Si la loi Aillagon a fait du mécénat « une chance pour la France », elle constitue, par son coût fiscal et financier, « un effort important, consenti par l’État »,  a observé Franck Riester, ministre de la culture. « Cet effort nous oblige à évaluer ce dispositif en limitant ses éventuelles dérives ou effets d’aubaine », a-t-il poursuivi.

Dans cette perspective, le ministre de la culture s’est réjoui de l’introduction, dans le projet de loi de finances 2019, de deux mesures importantes.

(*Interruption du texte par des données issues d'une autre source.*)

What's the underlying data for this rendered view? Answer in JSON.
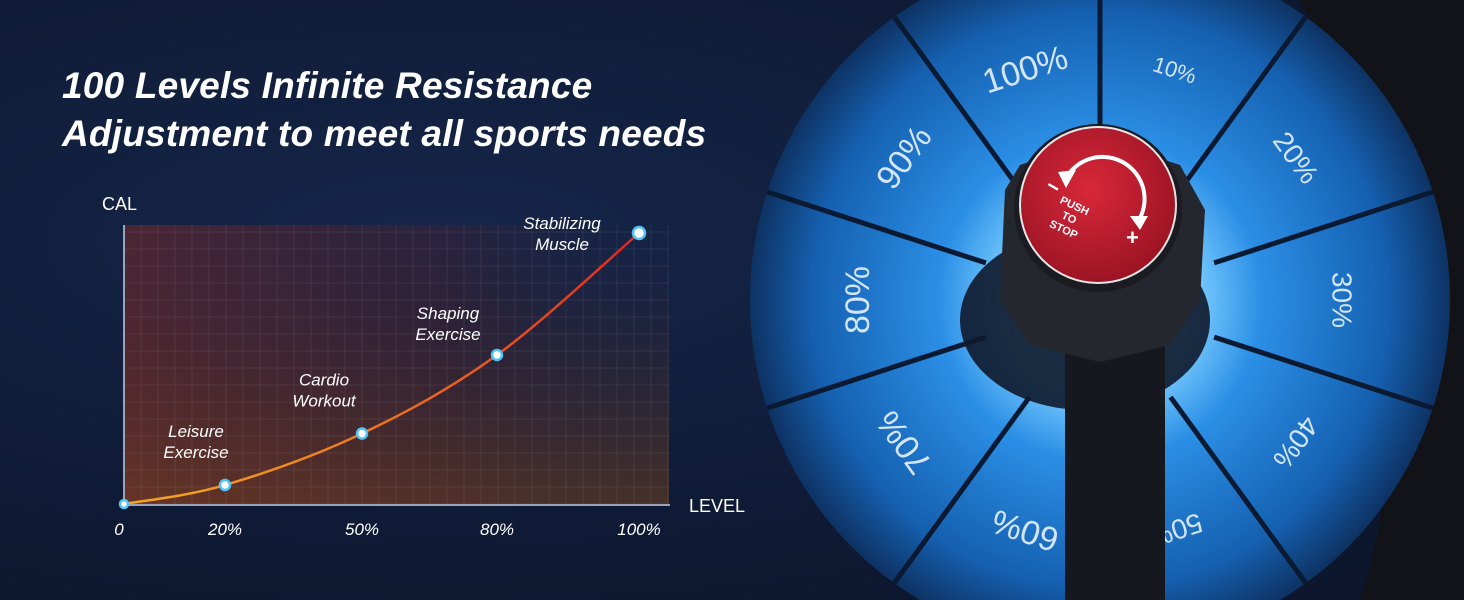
{
  "headline": {
    "line1": "100 Levels Infinite Resistance",
    "line2": "Adjustment to meet all sports needs"
  },
  "chart_data": {
    "type": "line",
    "title": "",
    "xlabel": "LEVEL",
    "ylabel": "CAL",
    "x_tick_labels": [
      "0",
      "20%",
      "50%",
      "80%",
      "100%"
    ],
    "x": [
      0,
      20,
      50,
      80,
      100
    ],
    "ylim": [
      0,
      100
    ],
    "grid": true,
    "series": [
      {
        "name": "Calories",
        "values": [
          0,
          7,
          26,
          55,
          100
        ]
      }
    ],
    "annotations": [
      {
        "x": 20,
        "text_line1": "Leisure",
        "text_line2": "Exercise"
      },
      {
        "x": 50,
        "text_line1": "Cardio",
        "text_line2": "Workout"
      },
      {
        "x": 80,
        "text_line1": "Shaping",
        "text_line2": "Exercise"
      },
      {
        "x": 100,
        "text_line1": "Stabilizing",
        "text_line2": "Muscle"
      }
    ],
    "line_color_start": "#f5a623",
    "line_color_end": "#e0261f",
    "point_color": "#4fc3f7"
  },
  "dial": {
    "labels": [
      "10%",
      "20%",
      "30%",
      "40%",
      "50%",
      "60%",
      "70%",
      "80%",
      "90%",
      "100%"
    ],
    "knob_text": [
      "PUSH",
      "TO",
      "STOP"
    ],
    "minus": "−",
    "plus": "+",
    "cap_color": "#c41e2e",
    "ring_color": "#1f7fd6"
  }
}
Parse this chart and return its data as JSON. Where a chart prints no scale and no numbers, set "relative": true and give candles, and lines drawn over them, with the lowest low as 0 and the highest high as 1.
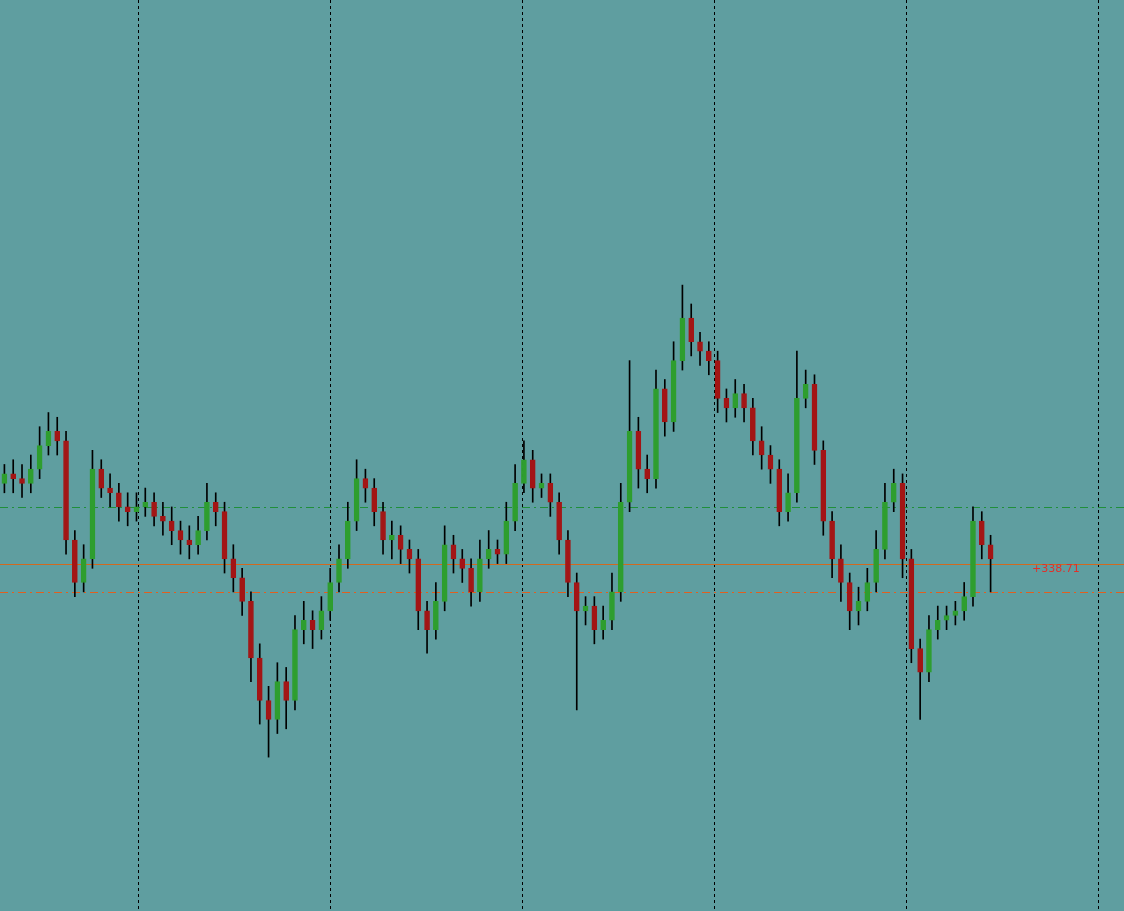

La première vise à faciliter le développement du mécénat des plus petites entreprises, qui atteignent plus facilement la limite de versement – fixée à 0,5 % du chiffre d’affaire – que les autres. À cette fin, la mise en place d’une franchise de 10 000 euros, au-delà de laquelle le plafond continuera de s’appliquer, a été votée. « Cette mesure était attendue et, elle va, j’en suis convaincu, renforcer l’engagement des TPE et des PME dans le financement de la culture sur notre territoire », a déclaré Franck Riester.

La seconde consiste en une obligation déclarative, qui permettra à l’État de « mieux connaître les institutions et les organismes bénéficiaires de ces dons ». Celle-ci prévoit que les entreprises mécènes devront déclarer à l’administration fiscale les destinataires de leurs dons mais aussi les montants donnés et les contreparties reçues. Car pour l’instant, estime Franck Riester, « notre connaissance de l’usage que font les entreprises de ce type de dispositif fiscal est trop imparfaite, elle n’est pas à la hauteur des enjeux financiers en cause ».